Remember that if some of the responsibilities below are not followed, the Translation Project Coordination Team may have to appoint another coordinator.
Resign When It Is Time
For every contributor, there comes a time when he or she wants, or has to, move on to do other things in life. This is also the case for language team coordinatorship. When the coordinator, or others, feel that the coordinator cannot meet the responsibilities and do the job properly anymore, the coordinator should resign.
In order not to leave the team in an undefined "black hole" kind of situation, it is important that the resigning coordinator also informs in the forum on https://discourse.gnome.org/ under the i18n tag of their resignation. If the resigning coordinator has suggestions for a new coordinator, please also let the forum know at the same time.
Make Sure the E-Mail Address is Correct
Most important communication in the GNOME Translation Project is done via e-mail correspondence. For this reason, it is very important that the coordinator ensures that he or she uses an e-mail address that he or she will be able to read and access for a very long time. The coordinator should avoid using Hotmail e-mail accounts or any other temporary or unreliable e-mail services, as well as work e-mail unless he or she expects to be working there for a longer period of time.
Having a GitLab Account
The coordinator should have make sure that he or she has an account in the GNOME Bug Tracker, which can be found at https://gitlab.gnome.org/. An account can be automatically obtained by going to that web site and following the instructions for obtaining an account.
This requirement is because we will typically assign translation bugs for the affected language to someone who knows the language and who can fix it, in other words someone from the affected translation team (https://gitlab.gnome.org/Teams/Translation/).
Being Responsive to Contributors
A very important part of being a coordinator is being responsive to other contributors in the team, and also being responsive to new contributors wanting to join the team. If new contributors are feeling welcome, they are likely to stay contributing for a long time. On the other hand, if they feel that they get little or no response from the coordinator, they are likely to move on to do other things. If this happens, it is a tremendous waste of contribution resources.
Being responsive means that the coordinator should respond timely to e-mail. If the coordinator goes on vacation without possibility to read e-mail for more than a week, then he or she should temporarily hand over the coordination duty to another member of the team and announce that to the team.

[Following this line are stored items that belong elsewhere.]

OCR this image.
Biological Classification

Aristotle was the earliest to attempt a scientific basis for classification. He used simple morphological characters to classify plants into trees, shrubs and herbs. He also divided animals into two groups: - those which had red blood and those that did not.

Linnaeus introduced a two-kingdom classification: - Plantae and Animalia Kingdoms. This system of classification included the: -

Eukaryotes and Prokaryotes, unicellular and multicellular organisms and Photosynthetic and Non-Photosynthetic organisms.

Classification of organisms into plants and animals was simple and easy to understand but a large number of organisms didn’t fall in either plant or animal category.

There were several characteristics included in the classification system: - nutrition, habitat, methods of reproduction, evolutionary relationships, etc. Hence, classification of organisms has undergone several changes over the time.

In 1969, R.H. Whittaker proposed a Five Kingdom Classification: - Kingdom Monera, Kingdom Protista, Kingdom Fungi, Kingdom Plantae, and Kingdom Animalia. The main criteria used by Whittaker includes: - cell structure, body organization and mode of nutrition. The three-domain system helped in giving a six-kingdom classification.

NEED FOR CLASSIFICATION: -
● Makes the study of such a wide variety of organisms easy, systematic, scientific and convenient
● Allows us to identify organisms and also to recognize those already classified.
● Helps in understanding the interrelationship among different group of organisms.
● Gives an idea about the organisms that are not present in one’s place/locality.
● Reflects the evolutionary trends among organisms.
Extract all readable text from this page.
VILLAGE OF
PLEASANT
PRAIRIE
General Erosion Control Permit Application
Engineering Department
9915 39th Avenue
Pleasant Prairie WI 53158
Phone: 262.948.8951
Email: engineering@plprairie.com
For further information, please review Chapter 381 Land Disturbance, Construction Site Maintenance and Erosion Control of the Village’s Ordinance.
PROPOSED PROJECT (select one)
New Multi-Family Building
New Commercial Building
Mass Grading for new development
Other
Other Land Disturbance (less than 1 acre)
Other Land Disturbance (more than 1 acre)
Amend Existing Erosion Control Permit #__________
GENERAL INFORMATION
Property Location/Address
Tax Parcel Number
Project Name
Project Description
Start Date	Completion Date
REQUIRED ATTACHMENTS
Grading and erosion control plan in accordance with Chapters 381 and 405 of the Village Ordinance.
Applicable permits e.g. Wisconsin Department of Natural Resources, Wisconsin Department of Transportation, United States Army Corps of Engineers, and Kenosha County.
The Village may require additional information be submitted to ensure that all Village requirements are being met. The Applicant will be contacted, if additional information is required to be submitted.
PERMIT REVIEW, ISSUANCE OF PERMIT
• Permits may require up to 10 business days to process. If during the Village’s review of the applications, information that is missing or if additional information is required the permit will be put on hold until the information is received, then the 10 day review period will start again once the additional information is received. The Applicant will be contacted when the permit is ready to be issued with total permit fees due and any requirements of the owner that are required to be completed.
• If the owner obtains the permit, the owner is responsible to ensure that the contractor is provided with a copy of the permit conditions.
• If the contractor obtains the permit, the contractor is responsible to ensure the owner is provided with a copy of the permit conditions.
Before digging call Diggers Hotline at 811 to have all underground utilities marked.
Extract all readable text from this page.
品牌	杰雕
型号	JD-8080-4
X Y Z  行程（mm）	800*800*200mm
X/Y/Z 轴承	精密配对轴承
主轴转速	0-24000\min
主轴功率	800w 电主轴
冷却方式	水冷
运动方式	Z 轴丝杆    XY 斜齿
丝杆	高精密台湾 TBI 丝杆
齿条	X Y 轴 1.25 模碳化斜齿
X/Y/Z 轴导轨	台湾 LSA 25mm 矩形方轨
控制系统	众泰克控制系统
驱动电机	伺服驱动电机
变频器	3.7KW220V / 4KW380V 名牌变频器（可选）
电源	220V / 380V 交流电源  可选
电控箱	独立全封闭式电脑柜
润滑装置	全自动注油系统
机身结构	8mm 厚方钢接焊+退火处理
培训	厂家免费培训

Being Responsive to GTP Coordination Team and other GNOME Teams
The coordinator is the point-of-contact for the GTP Coordination Team and all other contributors about any issues with the affected language or its translations. Because of this, it is extremely important that the coordinator is responsive when contacted by e-mail about such issues.
Monitor and Act Upon Bug Reports
The coordinator should make sure that any bug reports ending up in https://gitlab.gnome.org/ involving the translations for the affected language will be responded to in a timely manner, and resolved within a reasonable time.
The coordinator should make sure that there is some sort of review process or other form of quality assurance (QA) of the contributions happening in the team.
Approve Translator Accounts
When any person applies for a Git account for committing translations for the affected language, the coordinator will be asked to approve the request.
This is not to be taken lightly -- with such an account comes much power and great responsibility, and by giving approval to the account request, there is of course even more responsibility involved. Approving means testifying the trust to this applicant and that he or she will follow the rules and not misbehave, and testifying that the applicant is a real existing contributor to this language team and really in need of an account. The coordinator should not approve of applicants for which any of this is not true.